It's good news. News with significant ramifications, though, which I'm still trying to process.
Out of the 21 embryos that were biopsied, 15 tested normal. So just under a 75% normal rate. We're in shock.
However, those 15 embryos combined with the 4 "no results" from last cycle, means that we have 19 embryos to deal with. And since it was never our goal to have 19 children - or 57, if you consider that each one of them theoretically has the potential to divide into identical triplets – that also comes with the aforementioned significant ramifications.
I'm just trying to let this news sink in, and let all the different emotions that are swirling around in my brain, settle down. They include, in no particular order:
Disbelief, as in are these results really true? What if the lab made a mistake? If they didn't, why did this cycle turn out so well, when last cycle we didn't have any confirmed normals? I think the only way to determine that for sure would be to thaw all of them, rebiopsy them, and then send the "no results" batch to the micro-array lab and the "normals" batch to the CGH lab, and see if they come back with similar or different results. But I'm not keen on thawing and refreezing them, so I doubt we'll do that.
Hope, which out of self-preservation my mind and heart have tried to squash (although never succeeding completely) over the course of this nightmare, especially the last couple of years. Now it's back, as much as my inner self will allow it to be. It's not a jumping-for-joy, shouting-from-the-rooftops kind of hope, more of just a small, quiet thing that is being allowed to sit tentatively in the corner of my heart for now, acknowledged but not a guarantee of anything.
Fear, because as much as everyone will think "wow, they've got it made now!" and as much as the staff at the clinic are shrieking in excitement, we've been on the wrong side of tiny, tiny odds too many times to count. It could happen again, folks. When you've lost six babies, the core of your soul eventually comes to accept that which most people are blissfully ignorant of their entire lives – nothing, NOTHING, in this world is ever guaranteed. Not even when there are 15 supposedly chromosomally normal embryos with your name on them.
Sad, because odds are that at least a couple of the babies we've lost were chromosomally normal. In May, it will be five years since we lost the first one. Half a decade. I wonder what they would have been like, think about the milestones they would have been reaching. I still ache for each one of them, every day.
Guilt, because odds are that at least a couple of the babies we've lost were chromosomally normal, which means it's my body's fault that we lost them. When I see another IFer post something like that, my instinctive reaction is "No, it's not your fault, there are just some things beyond anyone's control." And I believe that 100 percent. Yet the guilt is still there, underneath it all.
Fear, because what if we put one back and it works, and then a couple years later we put one back and it works, and then we have 13 remaining chromosomally normal embryos, and four other "no results"? I might, might be able to talk R into one more at that point (and who knows if I'd even want to?), but I definitely couldn't talk him into 17 more.
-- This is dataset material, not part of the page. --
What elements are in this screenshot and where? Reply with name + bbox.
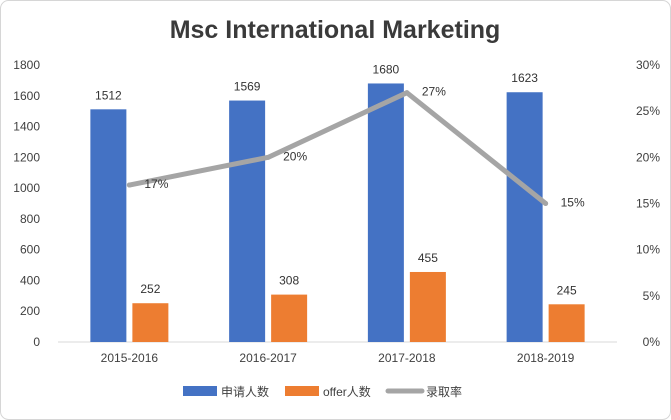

Not that I would want 17 myself! And then would come the painful process of letting go of them and finding other families for them. And after you've worked so hard, endured so much, for so long, how do you live knowing that pieces of you, the two of you together, are out there walking around, without you to take care of them?
Overwhelmed, because if we transfer 4 or 5 or 8 of them to me and none of them work, we're going to have to attempt the gestational surrogacy process. And that's a whole new, huge, overwhelming task that I can't even begin to contemplate tackling. Not to mention, it will involve R or me (or both of us) having to get a new job that has surrogacy coverage, because we definitely don't have the financial resources available for that on our own.
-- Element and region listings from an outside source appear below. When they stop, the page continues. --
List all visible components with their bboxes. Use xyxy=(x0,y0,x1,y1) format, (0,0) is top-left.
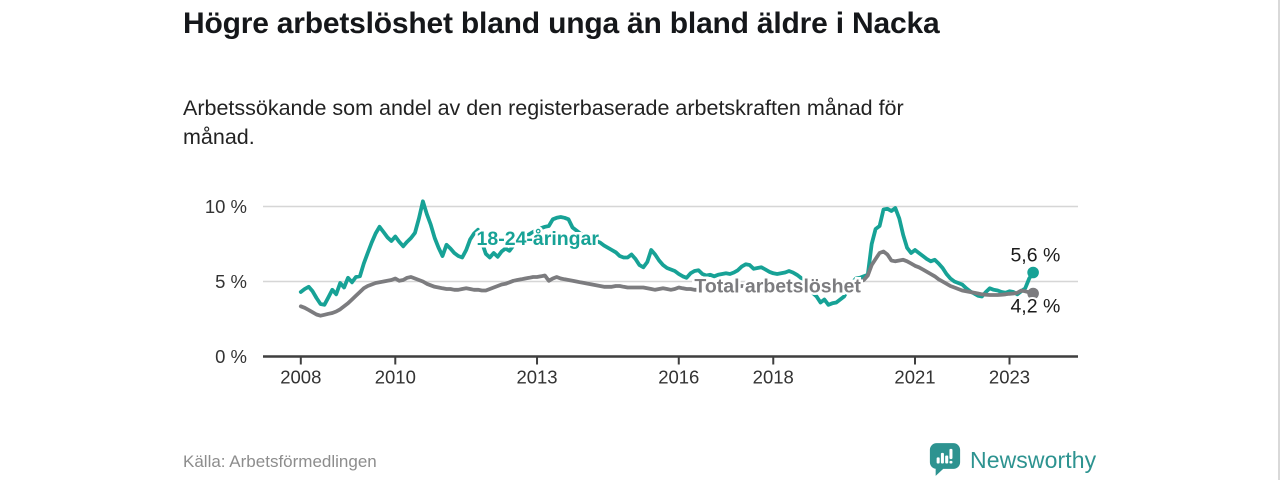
subtitle-line-1: Arbetssökande som andel av den registerb… xyxy=(183,96,904,120)
series-line-1 xyxy=(298,249,1035,318)
series-end-dot-1 xyxy=(1027,287,1039,300)
x-tick-label-2013: 2013 xyxy=(516,367,557,388)
series-label-0: 18-24-åringar xyxy=(477,227,600,250)
x-tick-label-2008: 2008 xyxy=(280,367,321,388)
bar-chart-glyph xyxy=(936,448,953,464)
series-end-dot-0 xyxy=(1027,266,1039,279)
newsworthy-speech-bubble-chart-icon xyxy=(929,443,961,476)
x-tick-label-2018: 2018 xyxy=(753,367,794,388)
x-tick-label-2021: 2021 xyxy=(894,367,935,388)
series-end-label-1: 4,2 % xyxy=(1010,296,1060,318)
subtitle-line-2: månad. xyxy=(183,125,255,149)
x-tick-label-2010: 2010 xyxy=(375,367,416,388)
newsworthy-wordmark: Newsworthy xyxy=(970,446,1097,473)
x-tick-label-2016: 2016 xyxy=(658,367,699,388)
x-tick-label-2023: 2023 xyxy=(989,367,1030,388)
y-tick-label-10: 10 % xyxy=(205,196,247,217)
chart-title: Högre arbetslöshet bland unga än bland ä… xyxy=(183,7,940,40)
chart-subtitle: Arbetssökande som andel av den registerb… xyxy=(183,94,904,152)
y-tick-label-0: 0 % xyxy=(215,346,247,367)
source-note: Källa: Arbetsförmedlingen xyxy=(183,452,377,471)
y-tick-label-5: 5 % xyxy=(215,271,247,292)
newsworthy-logo: Newsworthy xyxy=(929,442,1096,478)
series-label-1: Total arbetslöshet xyxy=(694,275,861,297)
series-line-0 xyxy=(298,199,1035,307)
series-end-label-0: 5,6 % xyxy=(1010,245,1060,267)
Fear, because if we have to use all 15 embryos to reach our goal of two or three children, that means there's a whole lot of heartbreak, be it negative HPTs or miscarriages, that will have occurred along the way.
Fatigue, because this means there are now 15 chromosomally normal embryos between us and the end of the treatment road. I realize that's a great dilemma to have, and don't get me wrong - I'm incredibly grateful to have this dilemma rather than the alternative. But still, it's been a long 6 years, we don't know how many more we're facing, and right now I'm a heck of a lot older, fatter and more tired than I was when we began this process.
In a lot of ways, this 75% normal rate is the best outcome we could hope for, and I know that. But regardless of what the end of this road turns out to look like, this outcome is also a guarantee that there will continue to be tremendous pain along the journey to that end.